You know how it goes, right? A prude is someone who’s had fewer sexual partners than you, and a slut is someone who’s had more. I met women who were living with their boyfriends in the dorm but got all sniffy and disapproving when, in a moment of idle chat, I was moved to tick on my fingers how many of the dorms I’d had sex in myself. (The organ loft of the chapel was a bonus point, I suppose.) I met guys who were all for sex outside marriage but saw something wrong with contraception (fortunately their views did not affect me personally) because it was “cheating” to “avoid the consequences.” (WTF?) I found out my own goddam best friend from high school, who had gone and gotten birth control pills in her junior year because she was madly in love and determined to sleep with Mr. Wonderful, thought I was a slut because I boinked guys with whom I was not madly in love. (Conversely, of course, there were the people who wanted to call me a prude because I did not choose to join them in threesomes, though that is a matter for another discussion. Freedom means freedom to decline on your own behalf, after all.)

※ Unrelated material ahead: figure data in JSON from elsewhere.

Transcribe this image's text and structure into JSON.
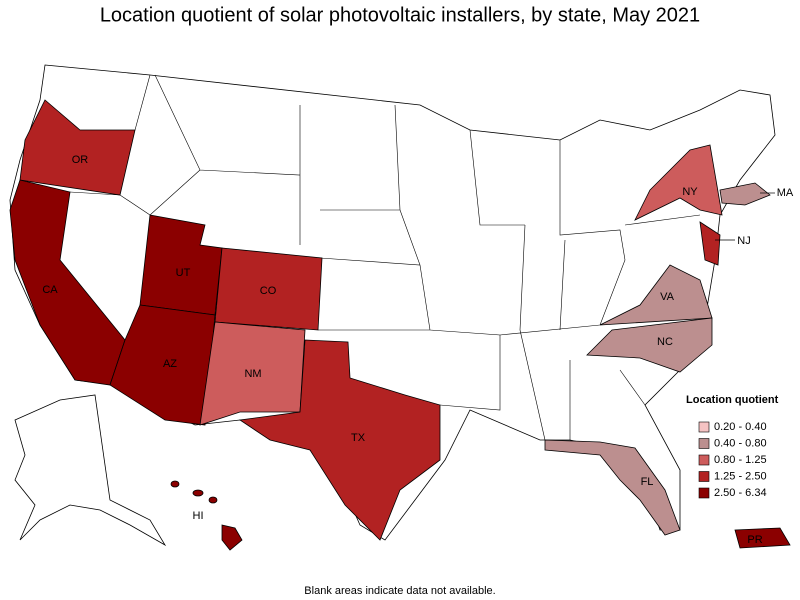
{
  "title": "Location quotient of solar photovoltaic installers, by state, May 2021",
  "legend": {
    "title": "Location quotient",
    "items": [
      {
        "label": "0.20 - 0.40",
        "color": "#f5c3c3"
      },
      {
        "label": "0.40 - 0.80",
        "color": "#bc8f8f"
      },
      {
        "label": "0.80 - 1.25",
        "color": "#cd5c5c"
      },
      {
        "label": "1.25 - 2.50",
        "color": "#b22222"
      },
      {
        "label": "2.50 - 6.34",
        "color": "#8b0000"
      }
    ]
  },
  "states": [
    {
      "label": "OR",
      "color": "#b22222"
    },
    {
      "label": "CA",
      "color": "#8b0000"
    },
    {
      "label": "UT",
      "color": "#8b0000"
    },
    {
      "label": "AZ",
      "color": "#8b0000"
    },
    {
      "label": "CO",
      "color": "#b22222"
    },
    {
      "label": "NM",
      "color": "#cd5c5c"
    },
    {
      "label": "TX",
      "color": "#b22222"
    },
    {
      "label": "NY",
      "color": "#cd5c5c"
    },
    {
      "label": "MA",
      "color": "#bc8f8f"
    },
    {
      "label": "NJ",
      "color": "#b22222"
    },
    {
      "label": "VA",
      "color": "#bc8f8f"
    },
    {
      "label": "NC",
      "color": "#bc8f8f"
    },
    {
      "label": "FL",
      "color": "#bc8f8f"
    },
    {
      "label": "HI",
      "color": "#8b0000"
    },
    {
      "label": "PR",
      "color": "#8b0000"
    }
  ],
  "footnote": "Blank areas indicate data not available."
}
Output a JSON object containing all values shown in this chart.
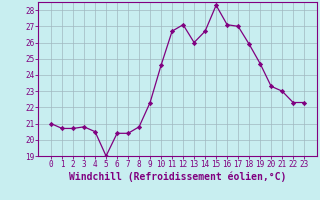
{
  "x": [
    0,
    1,
    2,
    3,
    4,
    5,
    6,
    7,
    8,
    9,
    10,
    11,
    12,
    13,
    14,
    15,
    16,
    17,
    18,
    19,
    20,
    21,
    22,
    23
  ],
  "y": [
    21.0,
    20.7,
    20.7,
    20.8,
    20.5,
    19.0,
    20.4,
    20.4,
    20.8,
    22.3,
    24.6,
    26.7,
    27.1,
    26.0,
    26.7,
    28.3,
    27.1,
    27.0,
    25.9,
    24.7,
    23.3,
    23.0,
    22.3,
    22.3
  ],
  "line_color": "#800080",
  "marker": "D",
  "marker_size": 2.2,
  "bg_color": "#c8eef0",
  "grid_color": "#a0b8c0",
  "ylim": [
    19,
    28.5
  ],
  "yticks": [
    19,
    20,
    21,
    22,
    23,
    24,
    25,
    26,
    27,
    28
  ],
  "xticks": [
    0,
    1,
    2,
    3,
    4,
    5,
    6,
    7,
    8,
    9,
    10,
    11,
    12,
    13,
    14,
    15,
    16,
    17,
    18,
    19,
    20,
    21,
    22,
    23
  ],
  "xlabel": "Windchill (Refroidissement éolien,°C)",
  "xlabel_color": "#800080",
  "tick_color": "#800080",
  "axis_color": "#800080",
  "tick_fontsize": 5.5,
  "xlabel_fontsize": 7.0
}
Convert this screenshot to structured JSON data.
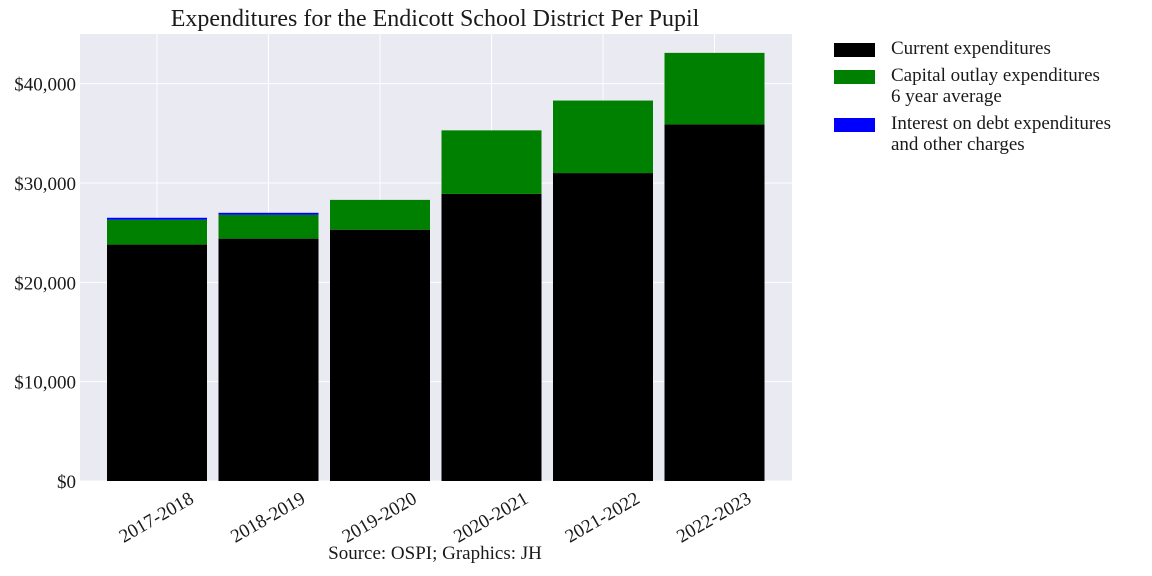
{
  "chart_data": {
    "type": "bar",
    "stacked": true,
    "title": "Expenditures for the Endicott School District Per Pupil",
    "caption": "Source: OSPI; Graphics: JH",
    "categories": [
      "2017-2018",
      "2018-2019",
      "2019-2020",
      "2020-2021",
      "2021-2022",
      "2022-2023"
    ],
    "series": [
      {
        "name": "Current expenditures",
        "color": "#000000",
        "values": [
          23800,
          24400,
          25300,
          28900,
          31000,
          35900
        ]
      },
      {
        "name": "Capital outlay expenditures\n6 year average",
        "color": "#008000",
        "values": [
          2500,
          2400,
          3000,
          6400,
          7300,
          7200
        ]
      },
      {
        "name": "Interest on debt expenditures\nand other charges",
        "color": "#0000ff",
        "values": [
          200,
          200,
          0,
          0,
          0,
          0
        ]
      }
    ],
    "ylim": [
      0,
      45000
    ],
    "yticks": [
      0,
      10000,
      20000,
      30000,
      40000
    ],
    "ytick_labels": [
      "$0",
      "$10,000",
      "$20,000",
      "$30,000",
      "$40,000"
    ],
    "xlabel": "",
    "ylabel": "",
    "grid": true,
    "legend_position": "outside-right"
  }
}
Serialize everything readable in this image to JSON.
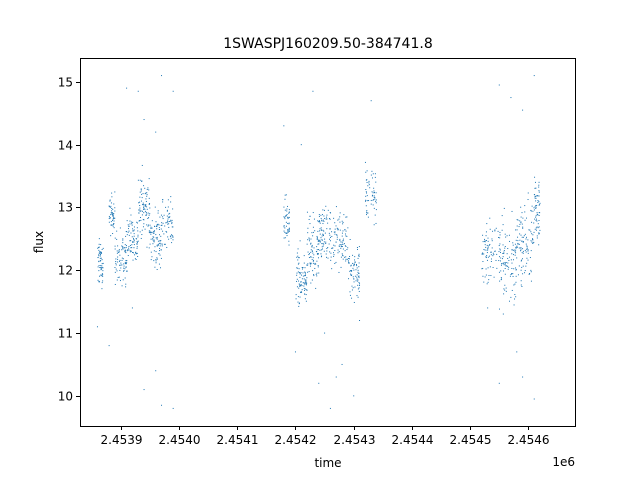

You could say that this is TMI but I am not sure I can make my point without it: about the jaw-dropping personal shock of discovering that “sexual freedom” stops at the edge of some “liberated” people’s comfort zones. Outside that zone, violators are to be shamed at the least and de-legitimized at worst, by people who want credit for being “liberated” but are still looking over their shoulder for the Cheshire scowl of the parents and institutions they claim to no longer depend on for approval.

So here is Barack Obama, with the balls — if I may say so — to ignore research and medical science and the, ah, common sense observation that something which has to be asked for at the counter and sells for fifty bucks is not going to be carelessly misused, or used at all by people of any age — unless they really, really need it.

President Obama can have no direct experience of what that’s like. It’s funny though that, as the “father of two daughters,” he hasn’t wondered enough about it to keep him from talking bullshit.

5 thoughts on “The Audacity Of Nope

  1. Beautiful post! Your point is quite well made. I don’t know for certain why so many of us feel free to meddle in other people’s sexuality, but I suppose it’s largely our culture. We’re raised to think it’s permissible to mind other people’s business for them.

    • Well, it looks to me as if most cultures think it’s permissible to mind other people’s business. And as Robert Anton Wilson pointed out, one culture may say you are a pervert if you marry your sister and another may say that (if you are king) it is a sin not to marry your sister — but few cultures seem able to leave sexuality alone; it’s too powerful for people to feel like they dare just let it do what it does, and treat it as any other personal transaction is treated, to become the business of others only when people are exploited, harmed or coerced.

      It would be nice to see a leader who made it his business to buck superstition, though. Like Louis the 16th who planted potatoes back in the day when everyone insisted they must be poisonous to eat.

      • Among major cultures, I’ve heard the pre-Communist Chinese minded their own business when it came to sex. I think the Japanese always have, except for a short period after the Meiji Restoration. But I agree with you that most of the major cultures have allowed or encouraged people to be intrusive.